When it comes to figuring out the economy, let me borrow the famous line from Charles Dickens: “It was the best of times, it was the worst of times….” If you follow the economic headlines, trying to make money decisions that impact your life, it’s understandable that you might be confused. Economists are confused, too!
There’s a lot of good news to cheer about:
—The latest reports say the economy is growing at a 6.5 percent annual rate, the best growth in years. As one economic report put it: “The U.S. economy has more than recouped the output lost during the coronavirus recession.”
—The stock market is at all-time highs, as I write this.

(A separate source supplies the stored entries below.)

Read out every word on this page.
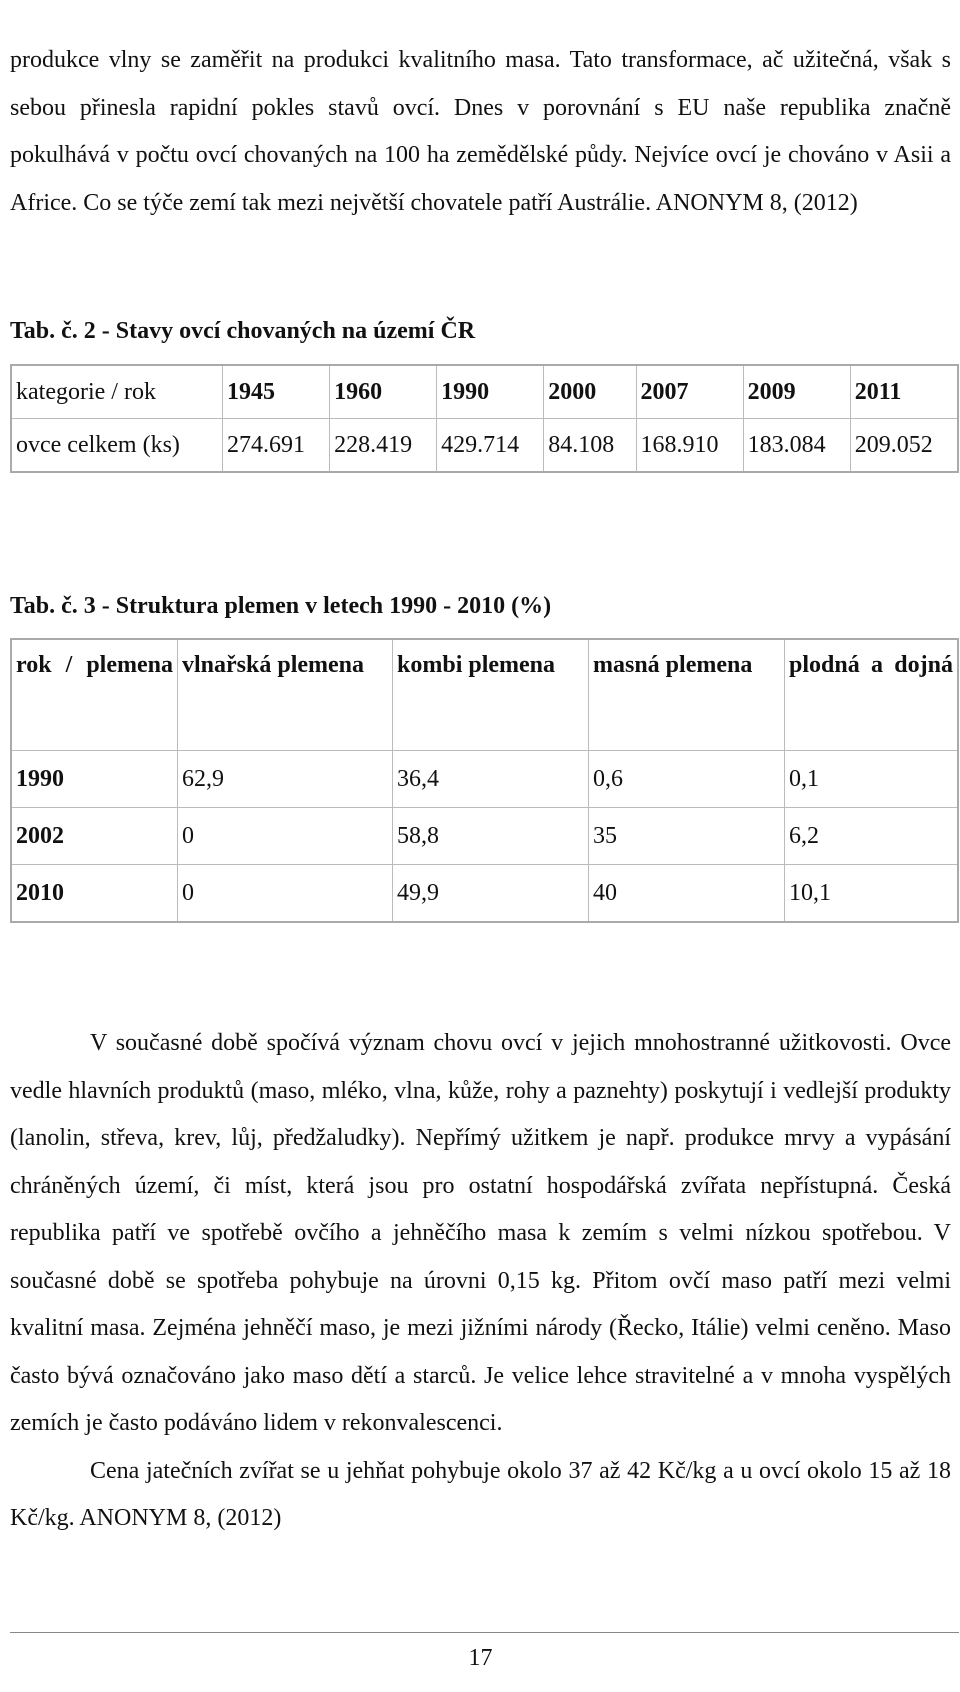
produkce vlny se zaměřit na produkci kvalitního masa. Tato transformace, ač užitečná, však s sebou přinesla rapidní pokles stavů ovcí. Dnes v porovnání s EU naše republika značně pokulhává v počtu ovcí chovaných na 100 ha zemědělské půdy. Nejvíce ovcí je chováno v Asii a Africe. Co se týče zemí tak mezi největší chovatele patří Austrálie. ANONYM 8, (2012)

Tab. č. 2 - Stavy ovcí chovaných na území ČR
kategorie / rok	1945	1960	1990	2000	2007	2009	2011
ovce celkem (ks)	274.691	228.419	429.714	84.108	168.910	183.084	209.052
Tab. č. 3 - Struktura plemen v letech 1990 - 2010 (%)
rok / plemena	vlnařská plemena	kombi plemena	masná plemena	plodná a dojná
1990	62,9	36,4	0,6	0,1
2002	0	58,8	35	6,2
2010	0	49,9	40	10,1

V současné době spočívá význam chovu ovcí v jejich mnohostranné užitkovosti. Ovce vedle hlavních produktů (maso, mléko, vlna, kůže, rohy a paznehty) poskytují i vedlejší produkty (lanolin, střeva, krev, lůj, předžaludky). Nepřímý užitkem je např. produkce mrvy a vypásání chráněných území, či míst, která jsou pro ostatní hospodářská zvířata nepřístupná. Česká republika patří ve spotřebě ovčího a jehněčího masa k zemím s velmi nízkou spotřebou. V současné době se spotřeba pohybuje na úrovni 0,15 kg. Přitom ovčí maso patří mezi velmi kvalitní masa. Zejména jehněčí maso, je mezi jižními národy (Řecko, Itálie) velmi ceněno. Maso často bývá označováno jako maso dětí a starců. Je velice lehce stravitelné a v mnoha vyspělých zemích je často podáváno lidem v rekonvalescenci.

Cena jatečních zvířat se u jehňat pohybuje okolo 37 až 42 Kč/kg a u ovcí okolo 15 až 18 Kč/kg. ANONYM 8, (2012)

17
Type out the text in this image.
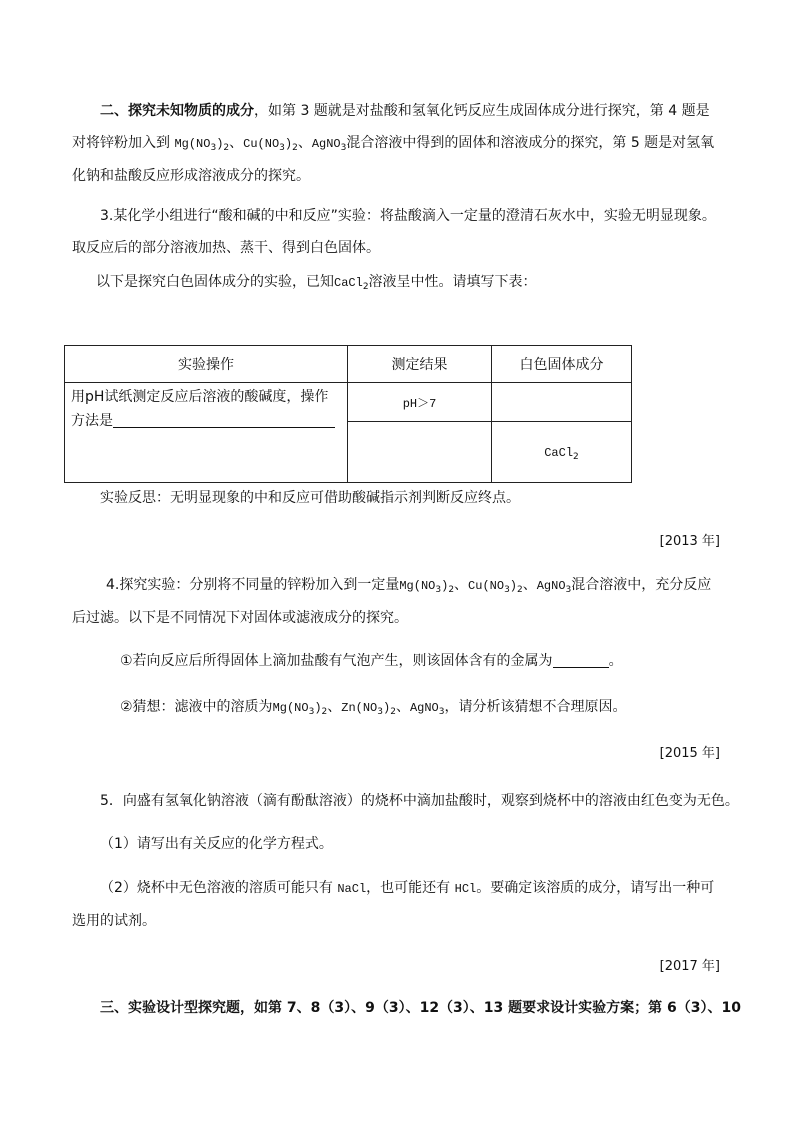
二、探究未知物质的成分，如第 3 题就是对盐酸和氢氧化钙反应生成固体成分进行探究，第 4 题是对将锌粉加入到 $Mg(NO_3)_2$、$Cu(NO_3)_2$、AgNO$_3$混合溶液中得到的固体和溶液成分的探究，第 5 题是对氢氧化钠和盐酸反应形成溶液成分的探究。
3.某化学小组进行“酸和碱的中和反应”实验：将盐酸滴入一定量的澄清石灰水中，实验无明显现象。取反应后的部分溶液加热、蒸干、得到白色固体。
以下是探究白色固体成分的实验，已知CaCl$_2$溶液呈中性。请填写下表：
实验操作	测定结果	白色固体成分
用pH试纸测定反应后溶液的酸碱度，操作方法是	pH＞7	
		CaCl$_2$
实验反思：无明显现象的中和反应可借助酸碱指示剂判断反应终点。
[2013 年]
4.探究实验：分别将不同量的锌粉加入到一定量$Mg(NO_3)_2$、$Cu(NO_3)_2$、AgNO$_3$混合溶液中，充分反应后过滤。以下是不同情况下对固体或滤液成分的探究。
①若向反应后所得固体上滴加盐酸有气泡产生，则该固体含有的金属为	。
②猜想：滤液中的溶质为$Mg(NO_3)_2$、$Zn(NO_3)_2$、AgNO$_3$，请分析该猜想不合理原因。
[2015 年]
5．向盛有氢氧化钠溶液（滴有酚酞溶液）的烧杯中滴加盐酸时，观察到烧杯中的溶液由红色变为无色。
（1）请写出有关反应的化学方程式。
（2）烧杯中无色溶液的溶质可能只有 NaCl，也可能还有 HCl。要确定该溶质的成分，请写出一种可选用的试剂。
[2017 年]
三、实验设计型探究题，如第 7、8（3）、9（3）、12（3）、13 题要求设计实验方案；第 6（3）、10
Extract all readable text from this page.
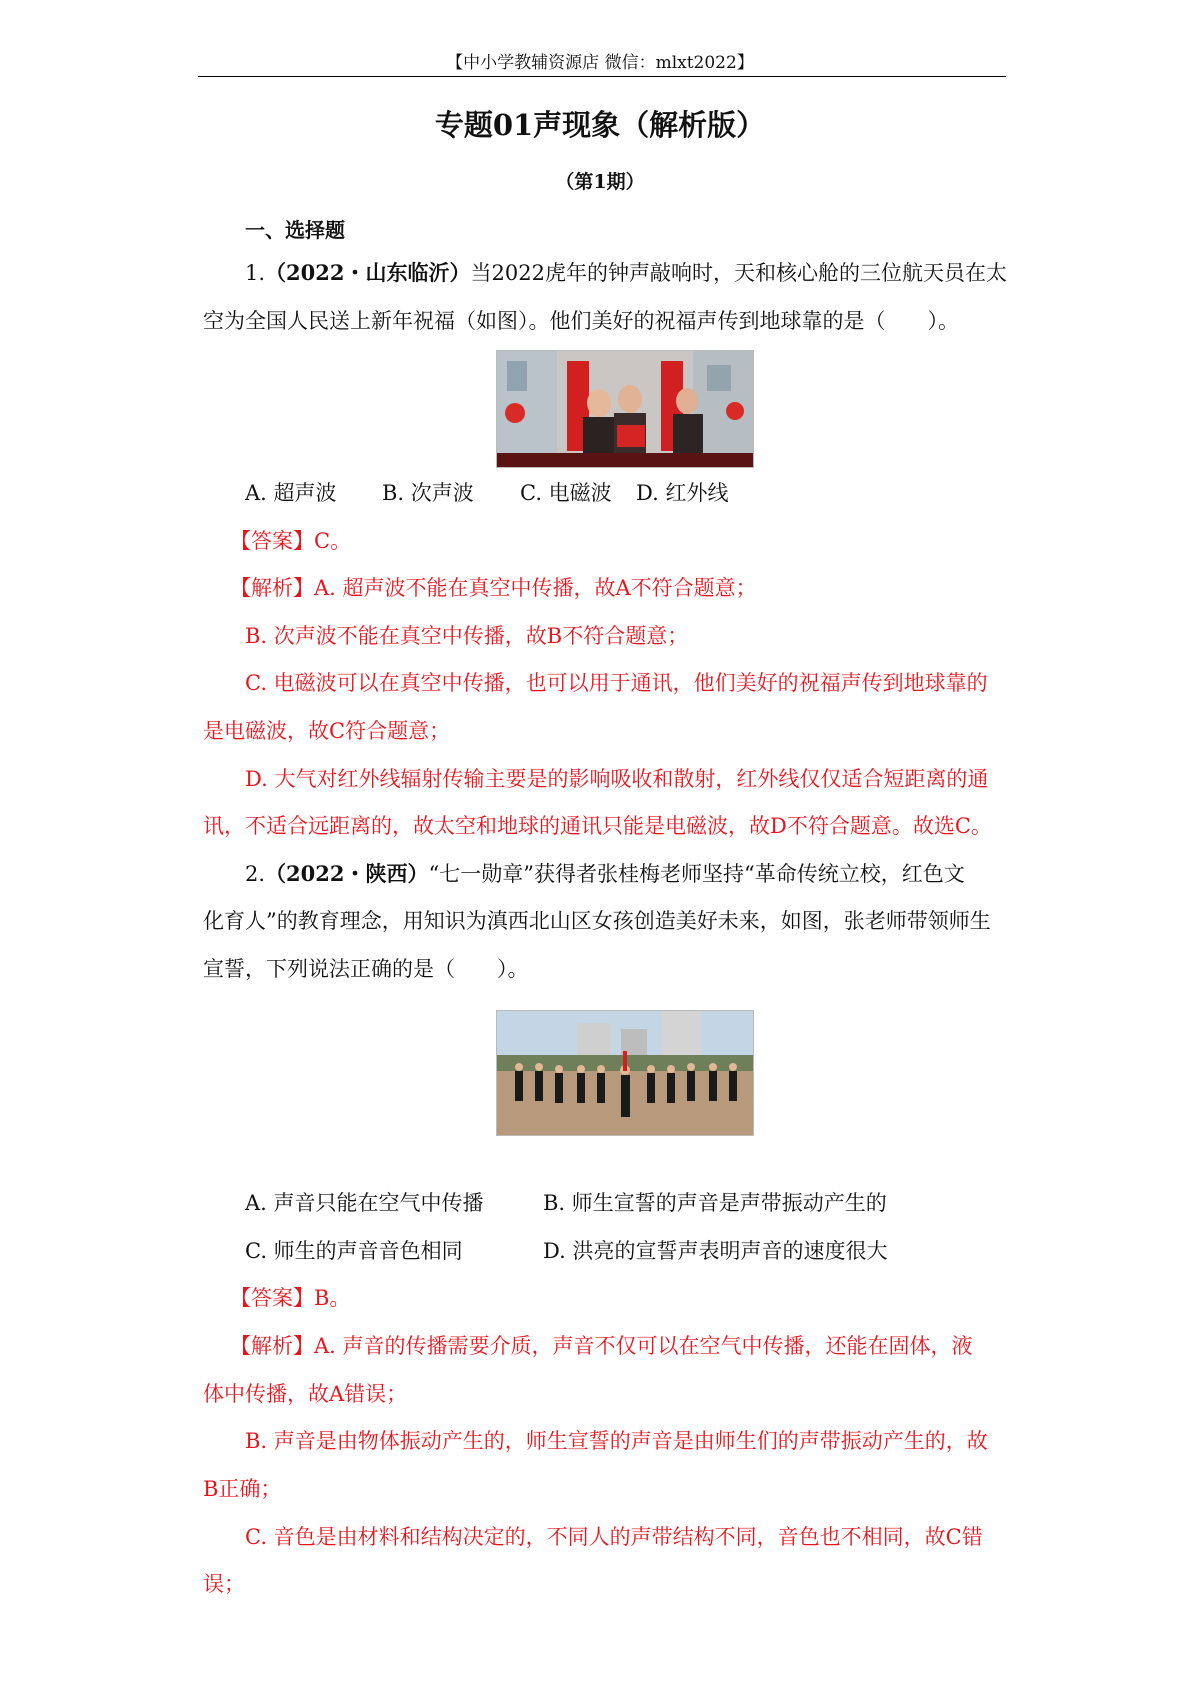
【中小学教辅资源店 微信：mlxt2022】
专题01声现象（解析版）
（第1期）
一、选择题
1.（2022・山东临沂）当2022虎年的钟声敲响时，天和核心舱的三位航天员在太
空为全国人民送上新年祝福（如图）。他们美好的祝福声传到地球靠的是（　　）。
A. 超声波 B. 次声波 C. 电磁波 D. 红外线
【答案】C。
【解析】A. 超声波不能在真空中传播，故A不符合题意；
B. 次声波不能在真空中传播，故B不符合题意；
C. 电磁波可以在真空中传播，也可以用于通讯，他们美好的祝福声传到地球靠的
是电磁波，故C符合题意；
D. 大气对红外线辐射传输主要是的影响吸收和散射，红外线仅仅适合短距离的通
讯，不适合远距离的，故太空和地球的通讯只能是电磁波，故D不符合题意。故选C。
2.（2022・陕西）“七一勋章”获得者张桂梅老师坚持“革命传统立校，红色文
化育人”的教育理念，用知识为滇西北山区女孩创造美好未来，如图，张老师带领师生
宣誓，下列说法正确的是（　　）。
A. 声音只能在空气中传播	B. 师生宣誓的声音是声带振动产生的
C. 师生的声音音色相同	D. 洪亮的宣誓声表明声音的速度很大
【答案】B。
【解析】A. 声音的传播需要介质，声音不仅可以在空气中传播，还能在固体，液
体中传播，故A错误；
B. 声音是由物体振动产生的，师生宣誓的声音是由师生们的声带振动产生的，故
B正确；
C. 音色是由材料和结构决定的，不同人的声带结构不同，音色也不相同，故C错
误；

Interest rates remain low, despite worrisome signs of inflation in consumer prices.
—Mortgage rates remain at record lows, and home prices (America’s largest investment) soared 16% over a year ago in the most recent month (May) just reported.
—And the value of that old car you’re driving may have doubled!
—Consumer confidence has gained in each of the last three months.
—Corporate profit reports are setting records.
—The Federal Reserve says things will be fine, and that we shouldn’t worry about inflation.
So why worry? What could go wrong? Well, here are some things to consider:
—The delta variant of the coronavirus threatens to slow the economy if we do not shut it down again.
—We’re about to reach the national debt ceiling, and getting Congress to raise it is not a sure thing. (Sure we need discipline, but if the U.S. can’t pay interest on its debt or pay its military and public servants, it’s a real crisis.)
—The mortgage foreclosure forbearance period has ended, and the more than 7 million people who took advantage of the program will suddenly be required to make some payments. (The administration says federally insured mortgages can get a 25% payment reduction by working through servicers).
—Also, the moratorium on evictions has ended and will not be extended. That brings up the specter of furnishings being pushed out on front lawns and tearful families searching for shelter.
—As well, student loan payment forbearance will end in 60 days, requiring people to start making payments even if they don’t have jobs.
Dealing with good news and bad
Your view of the economy certainly depends on your personal circumstances. Those with jobs are getting pay raises. Those without jobs will soon be without income.
Stock investors are benefiting from money flooding into the economy, thanks to the Fed. And savers are suffering from rates that are actually negative. (If money in the bank earns less than 1%, with inflation running at over 5%, cash is a true losing proposition.) Yet taking risks of loss in the stock market isn’t wise, either, for many retirees.
So, what should you do?
This is the perfect time to do a mid-year review of your finances and your investments. Knowing where you stand is essential to making decisions about where you’re going.
The second thing is to stop trying to make sense of the headlines. Only about half of the market forecasters will be right!
Let them go out on a limb with their bullish or bearish forecasts. What you need right now is balance. That means having some exposure to the stock market for the long run of your retirement and yet enough cash so you won’t panic if the market goes to an extreme.
Now, while things are relatively calm, is the time to get your plan organized. And then make sure you have the determination to stick to it and not take hasty actions out of panic.
I also recognize that this advice applies to those readers who have the flexibility and assets to focus on these decisions about investing and saving. All around you are others who are on the brink of economic disaster, facing the worst of times. Giving them just a bit of help with one month’s rent or groceries is an investment that will have inestimable rewards. And that’s the Savage Truth.